Lunes 19 de abril de 2010, p. 3
A las cuatro de la tarde, como cada día 28 de mes, en la iglesia de San Hipólito los miles de fieles de San Judas Tadeo caminan con dificultad para acercarse al atrio a escuchar misa. Se amontonan con quienes ya vienen de oír el sermón de una hora antes. Unos y otros llevan a San Juditas.
El santo está ahí en todas las representaciones imaginables y al tamaño del ruego, encargo, fe y favor que se le reclaman porque si no, para qué vinieron aquí.
A unos metros del templo, invisibles para la sociedad y el gobierno, decenas de chemos sin plegarias ni rezos audibles se someten al único y mecánico gesto de llevarse la mona a la nariz.
Es la plaza de San Fernando. En las bancas que circundan su fuente, tumbados en el piso o recargados en el pedestal del monumento a Francisco Zarco, jóvenes sin mirada, ajenos a cualquier presente y apenas aferrados a la ilusión adormecedora del tíner o el Resistol, se congregan sólo para compartir ese territorio conquistado a base de abandono.
Desde temprano, la policía capitalina se despliega fuera de las rejas que delimitan el espacio para que la muchedumbre católica no invada la avenida Reforma y complique aún más el tránsito de vehículos. Para eso han sido enviados.
Ésa es su misión. Los chemos no forman parte de su pliego de consignas.
La gente que pasa por la plaza les saca la vuelta. Apenas son bultos o estorbos que alguien dejó ahí por descuido. Porque en medio de esa multitud, los chemos son solos y de ellos mismos.
Pero los ven y saben que la mayoría son menores de edad, que consumir sustancias inhalables o cualquier droga es un delito. Tampoco desconocen la existencia, en ese mismo sitio, de todo un mercado apenas disimulado de venta de tíner en pequeñas botellas de plástico, y que incluso también se vende y fuma mariguana. Y no hacen nada.
Sin embargo, cualquier rápida mirada a los jóvenes que buscan esa suerte de aislada convivencia se percata de que no todos son, ni con mucho, aquellos que la terminología oficial llama en situación de calle, a los cuales considera casos sin remedio y para los que prácticamente no genera ninguna respuesta.
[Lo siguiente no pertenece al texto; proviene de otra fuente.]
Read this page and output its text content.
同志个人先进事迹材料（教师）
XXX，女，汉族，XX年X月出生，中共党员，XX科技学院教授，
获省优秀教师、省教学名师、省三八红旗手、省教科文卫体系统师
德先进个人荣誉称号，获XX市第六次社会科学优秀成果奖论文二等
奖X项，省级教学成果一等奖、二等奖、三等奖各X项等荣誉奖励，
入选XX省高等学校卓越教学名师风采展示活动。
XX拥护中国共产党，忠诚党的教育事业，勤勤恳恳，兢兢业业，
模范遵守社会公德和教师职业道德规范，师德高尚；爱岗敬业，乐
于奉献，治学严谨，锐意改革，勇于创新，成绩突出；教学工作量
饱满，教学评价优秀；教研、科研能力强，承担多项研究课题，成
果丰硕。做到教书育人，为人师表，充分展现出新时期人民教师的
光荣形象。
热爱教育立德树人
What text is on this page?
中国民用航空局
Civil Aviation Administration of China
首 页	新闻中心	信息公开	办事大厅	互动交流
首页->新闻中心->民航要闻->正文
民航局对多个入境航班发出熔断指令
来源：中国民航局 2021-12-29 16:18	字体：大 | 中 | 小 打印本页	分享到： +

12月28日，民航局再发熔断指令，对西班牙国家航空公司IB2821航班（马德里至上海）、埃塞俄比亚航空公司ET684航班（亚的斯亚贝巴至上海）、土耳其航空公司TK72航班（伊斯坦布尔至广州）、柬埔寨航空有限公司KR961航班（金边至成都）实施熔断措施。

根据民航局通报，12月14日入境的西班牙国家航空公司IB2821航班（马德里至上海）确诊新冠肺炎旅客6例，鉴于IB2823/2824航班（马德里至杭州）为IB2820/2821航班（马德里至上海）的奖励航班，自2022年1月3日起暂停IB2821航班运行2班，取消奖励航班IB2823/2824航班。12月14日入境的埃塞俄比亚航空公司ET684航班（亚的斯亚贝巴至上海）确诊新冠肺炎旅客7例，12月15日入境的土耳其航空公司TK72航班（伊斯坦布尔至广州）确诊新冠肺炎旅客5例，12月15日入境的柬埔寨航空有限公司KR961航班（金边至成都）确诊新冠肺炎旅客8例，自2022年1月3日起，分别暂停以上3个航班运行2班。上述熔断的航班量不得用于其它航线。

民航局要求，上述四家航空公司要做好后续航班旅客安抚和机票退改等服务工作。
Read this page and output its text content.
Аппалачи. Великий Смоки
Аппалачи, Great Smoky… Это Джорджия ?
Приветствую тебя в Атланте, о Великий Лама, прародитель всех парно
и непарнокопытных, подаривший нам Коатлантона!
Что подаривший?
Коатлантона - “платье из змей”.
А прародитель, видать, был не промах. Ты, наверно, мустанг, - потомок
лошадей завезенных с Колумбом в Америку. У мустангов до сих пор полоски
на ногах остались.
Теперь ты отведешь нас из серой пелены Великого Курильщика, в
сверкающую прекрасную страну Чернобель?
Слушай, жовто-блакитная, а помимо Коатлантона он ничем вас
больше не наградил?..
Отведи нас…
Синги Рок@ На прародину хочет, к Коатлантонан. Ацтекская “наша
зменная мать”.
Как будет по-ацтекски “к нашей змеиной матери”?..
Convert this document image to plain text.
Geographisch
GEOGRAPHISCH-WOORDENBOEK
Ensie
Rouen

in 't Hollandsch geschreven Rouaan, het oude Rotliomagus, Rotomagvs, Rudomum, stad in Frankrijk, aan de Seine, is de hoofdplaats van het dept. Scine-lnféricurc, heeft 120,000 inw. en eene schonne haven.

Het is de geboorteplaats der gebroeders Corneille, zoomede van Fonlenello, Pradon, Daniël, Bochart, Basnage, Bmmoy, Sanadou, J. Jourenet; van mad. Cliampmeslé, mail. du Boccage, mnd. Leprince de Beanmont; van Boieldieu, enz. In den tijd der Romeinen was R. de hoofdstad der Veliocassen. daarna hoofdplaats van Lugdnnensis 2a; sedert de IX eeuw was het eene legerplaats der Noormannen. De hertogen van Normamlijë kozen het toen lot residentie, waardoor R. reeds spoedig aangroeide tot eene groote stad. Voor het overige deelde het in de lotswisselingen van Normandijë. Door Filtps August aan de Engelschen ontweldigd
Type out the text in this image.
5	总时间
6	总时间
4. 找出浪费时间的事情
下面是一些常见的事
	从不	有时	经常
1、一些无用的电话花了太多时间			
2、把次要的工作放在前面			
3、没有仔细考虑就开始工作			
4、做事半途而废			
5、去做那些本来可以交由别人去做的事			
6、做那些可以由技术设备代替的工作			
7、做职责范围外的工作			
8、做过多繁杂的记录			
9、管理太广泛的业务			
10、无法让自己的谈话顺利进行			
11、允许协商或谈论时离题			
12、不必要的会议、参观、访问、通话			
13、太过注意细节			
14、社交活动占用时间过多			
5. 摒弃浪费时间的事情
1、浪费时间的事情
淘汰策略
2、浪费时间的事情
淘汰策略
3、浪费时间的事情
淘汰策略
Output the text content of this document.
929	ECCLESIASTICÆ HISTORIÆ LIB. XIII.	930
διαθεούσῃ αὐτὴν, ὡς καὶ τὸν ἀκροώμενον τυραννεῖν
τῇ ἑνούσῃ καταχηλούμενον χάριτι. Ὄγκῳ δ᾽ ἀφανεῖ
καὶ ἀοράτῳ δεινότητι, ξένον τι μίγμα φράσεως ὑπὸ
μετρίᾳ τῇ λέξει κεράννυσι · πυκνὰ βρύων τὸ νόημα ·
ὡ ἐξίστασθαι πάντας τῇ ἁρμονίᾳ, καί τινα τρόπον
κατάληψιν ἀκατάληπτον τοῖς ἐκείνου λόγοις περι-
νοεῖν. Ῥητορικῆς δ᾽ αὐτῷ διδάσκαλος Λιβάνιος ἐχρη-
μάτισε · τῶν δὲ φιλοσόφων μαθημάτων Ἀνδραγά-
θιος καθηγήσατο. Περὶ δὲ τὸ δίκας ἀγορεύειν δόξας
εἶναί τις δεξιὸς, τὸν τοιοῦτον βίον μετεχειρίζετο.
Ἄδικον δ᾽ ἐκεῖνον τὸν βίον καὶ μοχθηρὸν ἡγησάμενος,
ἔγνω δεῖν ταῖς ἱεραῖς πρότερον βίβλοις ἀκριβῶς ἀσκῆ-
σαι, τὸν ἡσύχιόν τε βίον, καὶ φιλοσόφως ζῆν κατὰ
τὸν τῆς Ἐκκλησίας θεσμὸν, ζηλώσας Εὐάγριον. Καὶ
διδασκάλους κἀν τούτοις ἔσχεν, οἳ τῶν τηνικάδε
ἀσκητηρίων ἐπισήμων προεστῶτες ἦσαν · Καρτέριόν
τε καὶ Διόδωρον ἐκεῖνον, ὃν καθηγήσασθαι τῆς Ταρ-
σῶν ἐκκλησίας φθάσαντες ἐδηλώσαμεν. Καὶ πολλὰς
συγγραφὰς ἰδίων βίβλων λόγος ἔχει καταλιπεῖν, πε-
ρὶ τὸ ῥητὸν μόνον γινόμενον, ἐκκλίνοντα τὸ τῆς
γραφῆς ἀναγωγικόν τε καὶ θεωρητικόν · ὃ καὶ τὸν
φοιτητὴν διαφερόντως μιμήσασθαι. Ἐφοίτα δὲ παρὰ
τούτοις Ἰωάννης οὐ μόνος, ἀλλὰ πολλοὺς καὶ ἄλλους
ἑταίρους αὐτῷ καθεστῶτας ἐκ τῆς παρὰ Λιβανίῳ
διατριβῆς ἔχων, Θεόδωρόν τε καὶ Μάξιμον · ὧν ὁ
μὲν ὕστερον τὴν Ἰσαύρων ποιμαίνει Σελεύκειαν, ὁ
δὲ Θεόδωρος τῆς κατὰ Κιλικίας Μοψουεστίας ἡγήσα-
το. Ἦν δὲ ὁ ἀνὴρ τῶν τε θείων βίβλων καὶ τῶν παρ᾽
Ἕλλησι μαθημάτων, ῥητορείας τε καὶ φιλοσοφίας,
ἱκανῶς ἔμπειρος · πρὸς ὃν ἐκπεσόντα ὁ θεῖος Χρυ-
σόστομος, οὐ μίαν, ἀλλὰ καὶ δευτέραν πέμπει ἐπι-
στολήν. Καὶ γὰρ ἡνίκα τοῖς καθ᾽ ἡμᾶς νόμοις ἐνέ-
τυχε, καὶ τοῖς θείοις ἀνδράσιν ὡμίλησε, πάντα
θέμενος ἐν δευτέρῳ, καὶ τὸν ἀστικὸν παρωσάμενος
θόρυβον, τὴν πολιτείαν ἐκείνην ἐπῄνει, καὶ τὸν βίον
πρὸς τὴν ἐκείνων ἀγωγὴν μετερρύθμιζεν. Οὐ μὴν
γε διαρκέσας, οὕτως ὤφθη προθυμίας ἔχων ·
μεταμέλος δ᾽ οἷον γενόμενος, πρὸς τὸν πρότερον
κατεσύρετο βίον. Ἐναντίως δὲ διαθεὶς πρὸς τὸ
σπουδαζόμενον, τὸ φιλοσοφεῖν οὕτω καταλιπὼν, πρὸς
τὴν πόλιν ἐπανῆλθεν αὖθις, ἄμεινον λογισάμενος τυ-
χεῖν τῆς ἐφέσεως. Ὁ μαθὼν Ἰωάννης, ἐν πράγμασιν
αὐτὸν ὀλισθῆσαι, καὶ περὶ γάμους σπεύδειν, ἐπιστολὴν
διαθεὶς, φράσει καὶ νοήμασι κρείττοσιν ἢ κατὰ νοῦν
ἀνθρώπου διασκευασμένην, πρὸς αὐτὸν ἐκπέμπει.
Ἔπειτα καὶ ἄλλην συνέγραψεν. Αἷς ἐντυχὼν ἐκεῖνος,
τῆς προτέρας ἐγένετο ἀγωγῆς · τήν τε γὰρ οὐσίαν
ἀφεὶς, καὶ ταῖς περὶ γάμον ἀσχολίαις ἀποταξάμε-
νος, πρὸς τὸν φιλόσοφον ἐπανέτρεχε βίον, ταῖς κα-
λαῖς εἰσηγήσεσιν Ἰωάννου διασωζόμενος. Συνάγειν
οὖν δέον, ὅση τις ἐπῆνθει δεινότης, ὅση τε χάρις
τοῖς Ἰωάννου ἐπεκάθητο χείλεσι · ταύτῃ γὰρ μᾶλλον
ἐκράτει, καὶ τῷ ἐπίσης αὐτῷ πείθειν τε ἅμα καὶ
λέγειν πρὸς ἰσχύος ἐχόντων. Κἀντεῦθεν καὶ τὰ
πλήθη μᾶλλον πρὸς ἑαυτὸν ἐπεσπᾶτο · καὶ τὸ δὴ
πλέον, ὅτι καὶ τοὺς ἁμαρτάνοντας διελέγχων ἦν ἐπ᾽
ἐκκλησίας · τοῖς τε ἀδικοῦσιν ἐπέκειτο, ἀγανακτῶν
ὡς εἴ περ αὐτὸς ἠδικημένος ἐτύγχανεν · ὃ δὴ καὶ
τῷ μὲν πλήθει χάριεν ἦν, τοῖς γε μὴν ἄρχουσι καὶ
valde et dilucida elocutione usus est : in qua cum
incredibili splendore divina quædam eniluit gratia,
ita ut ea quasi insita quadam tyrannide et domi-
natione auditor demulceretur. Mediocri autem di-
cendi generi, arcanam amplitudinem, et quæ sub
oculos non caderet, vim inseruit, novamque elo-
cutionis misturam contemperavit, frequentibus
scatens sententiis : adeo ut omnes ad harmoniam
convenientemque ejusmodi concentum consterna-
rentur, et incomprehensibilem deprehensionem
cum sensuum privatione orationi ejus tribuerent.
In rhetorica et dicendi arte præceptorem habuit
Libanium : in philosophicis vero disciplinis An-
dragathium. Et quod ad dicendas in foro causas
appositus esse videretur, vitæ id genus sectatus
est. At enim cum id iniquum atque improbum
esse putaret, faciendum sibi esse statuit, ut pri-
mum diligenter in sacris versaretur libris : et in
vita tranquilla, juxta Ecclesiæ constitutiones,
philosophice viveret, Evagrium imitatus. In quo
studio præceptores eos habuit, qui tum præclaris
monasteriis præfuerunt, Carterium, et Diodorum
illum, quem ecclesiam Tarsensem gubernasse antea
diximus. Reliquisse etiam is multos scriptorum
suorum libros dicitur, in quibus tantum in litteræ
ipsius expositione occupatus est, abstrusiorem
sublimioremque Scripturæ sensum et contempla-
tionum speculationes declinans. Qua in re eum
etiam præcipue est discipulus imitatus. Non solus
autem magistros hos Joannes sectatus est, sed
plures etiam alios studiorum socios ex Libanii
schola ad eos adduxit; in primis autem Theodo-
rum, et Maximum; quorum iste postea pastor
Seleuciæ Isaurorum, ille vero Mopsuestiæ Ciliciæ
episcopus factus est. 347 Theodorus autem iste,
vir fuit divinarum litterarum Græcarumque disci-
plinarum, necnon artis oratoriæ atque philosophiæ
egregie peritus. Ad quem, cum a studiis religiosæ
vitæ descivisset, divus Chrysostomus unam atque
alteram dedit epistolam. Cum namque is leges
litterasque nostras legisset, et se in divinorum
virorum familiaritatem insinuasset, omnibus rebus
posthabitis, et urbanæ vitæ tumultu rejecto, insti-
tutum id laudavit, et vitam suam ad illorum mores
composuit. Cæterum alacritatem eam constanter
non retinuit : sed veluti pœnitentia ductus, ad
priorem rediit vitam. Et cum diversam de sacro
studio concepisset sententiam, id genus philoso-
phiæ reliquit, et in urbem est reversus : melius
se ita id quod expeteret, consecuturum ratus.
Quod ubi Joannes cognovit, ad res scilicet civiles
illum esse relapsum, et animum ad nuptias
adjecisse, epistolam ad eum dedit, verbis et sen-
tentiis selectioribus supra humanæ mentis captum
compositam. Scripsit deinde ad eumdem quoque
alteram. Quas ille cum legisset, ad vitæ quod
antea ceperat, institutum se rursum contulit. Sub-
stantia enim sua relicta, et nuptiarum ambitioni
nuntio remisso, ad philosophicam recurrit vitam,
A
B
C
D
Porque ese día también, como cada 28 de mes, había muchos otros que alegres, acicalados y en sintonía con su moda vinieron a pedir favores a San Juditas y, una vez cumplida su plegaria, salieron en grupos mixtos de tres o cuatro a lo sumo a proveerse de activo.
Por una moneda de cinco pesos recibían, sin bronca y de otros chemos, una dosis que de inmediato inhalaban con avidez compartiendo el envase de plástico mientras se acomodaban en las bancas de la plazoleta para preparar su mona individual.
Otros chavos iguales a ellos ya les habían tomado ventaja en la maniobra y vivían su personal alucine. Y muchos de éstos eran niños.